Shoe Goo is a popular shoe repair glue that can be your solution to several different types of shoe problems. As for me, I use it quite often because my shoes typically don’t last that long.
I walk a lot, and I’ve probably gone through a bunch of shoes that were probably fixable, but I’m too lazy to fix them on my own. Since I found that I can use glue for shoes to repair my shoe sole, I instantly regrated all the shoes that I’ve thrown out over the past couple of years.
It doesn’t take me more than six weeks to ruin the sole of my newly purchased running shoe. Most of the time, it’s the adhesive that wears out due to daily walking and running.
The irony is that the sole starts to wear out from the same place regardless of the shoe brand that I’m wearing. This is something that I have to deal with because of how I walk. Each and every time, it’s the same place and in the same fashion.
Except for the sole, the rest of the shoe remains in good condition. So, throwing them out seemed like a waste. That is when I thought to myself, wouldn’t it be better if I fixed my own shoes?
I had two choices.
- Take my worn-out shoes to a cobbler and have a professional fix my shoes.
- Fix them by myself using shoe adhesive.
Obviously, I don’t want to spend 30-40 bucks to fix a damn shoe when I can buy a new one for that price. So, naturally, I went for the second option.
The DIY Approach Of Repairing Shoe Sole
I bought a glue for shoes called the Shoe Goo, which I’ll talk about later on. The reason why I bought a shoe adhesive is that the shoes were perfectly fine. With a bit of adhesive, there was a good chance that I could fix the shoe sole.
And so, I did that. Believe me, it didn’t take too long, and before I knew it, the shoe was good as new. Before that, I would try to wear them in a manner so that I could extend the lifespan of my shoes.
What Is Shoe Goo?
Shoe goo is an adhesive that is more like a rubbery sealant. It comes in a tube and comes out like jelly. Shoe Goo is a general term, and different brands have their own variation of this shoe Goo.
You can use it to repair the base of your running shoe, tennis shoe, flaps, attach rubber soles, and even repair splitting. Shoe goo comes in two colors, clear and black. Additionally, you can also use it as a waterproof sealant.
Does Shoe Goo Work On Soles?
Yes. It works like a charm. If the sole came out, you could easily fix it using shoe goo. On the contrary, if the sole is worn out and you can see a visible hole, it’s better to replace the entire shoe sole.
Also, if you happen to live in a place where you get a fair share of rain, then you will have a tough time walking a lot using rubber shoe soles.
Rubber soles are completely useless in the rain. If you don’t want to walk around with cold toes and wet socks, I would suggest you wear a good pair of waterproof shoes.
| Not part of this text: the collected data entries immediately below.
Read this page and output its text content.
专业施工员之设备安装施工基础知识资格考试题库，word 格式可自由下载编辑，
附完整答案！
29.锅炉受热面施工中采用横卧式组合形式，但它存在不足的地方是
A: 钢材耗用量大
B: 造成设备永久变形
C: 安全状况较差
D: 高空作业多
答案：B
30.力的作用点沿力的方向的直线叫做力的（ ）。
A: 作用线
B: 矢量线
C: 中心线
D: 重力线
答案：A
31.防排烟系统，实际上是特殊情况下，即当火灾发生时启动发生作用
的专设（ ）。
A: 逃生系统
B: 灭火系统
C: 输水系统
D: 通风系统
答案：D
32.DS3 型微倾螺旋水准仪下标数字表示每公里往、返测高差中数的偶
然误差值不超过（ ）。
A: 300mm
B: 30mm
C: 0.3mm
How Did I Find About Shoo Goo?
That’s a funny story, actually. Do you know how skateboarders ride their boards? They strike the ground hard, using their shoes to push them forward. This means, compared to an average runner like me, skateboarders go through shoes much faster.
Skaters don’t change shoes that often because they repair their shoes using shoe glues. A product that is mostly used by them is called Shoe Goo, and that’s where I initially found out about this item. They use this adhesive to repair their footwear and save money.
How To Use Shoe Goo To Repair Soles?
In addition to a shoe adhesive, you will need a few other items such as a toothpick, an ice cube, a nail filer, sandpaper, and a rag. Before you start applying, make sure to read the safety warnings on the tube of the shoo goo adhesive.
As for the steps, it’s fairly simple. The place where you intend to apply shoe goo, you will need to rough up that place first using a nail filer or sandpaper. This is done in order to make the glue stick better.
After that, squeeze a bit of glue and apply it to the worn-down area. How much glue you should put depends on the size of the surface area. You need to apply the glue in a line and then spread it using a toothpick.
Additionally, you can also use an ice cube to spread the adhesive evenly. I prefer to use ice cubes because it’s much safer, and the glue won’t stick to anything. In places where you need more precision, you can use a toothpick.
It takes time to get the hang of it, but after a while, you will be able to easily apply glue to your shoe without creating too much mess.
As for the result, it won’t be that pretty, but you have just extended the lifespan of your shoes at home, and it didn’t cost you anything at all. If you want to build up the sole, try applying several coats of adhesive.
Shoe Goo comes in a 3-oz tube, and it’s enough to rebuild a dozen of tennis shoes and boots. If you don’t like to use Shoe Goo, you can use other glue like Gorilla glue for shoes that will give you equal results. Just make sure to follow the steps properly.
And that’s all there is to it. Hopefully, now you know how to use shoe goo to repair shoe soles and rebuild your shoes and save money in the process.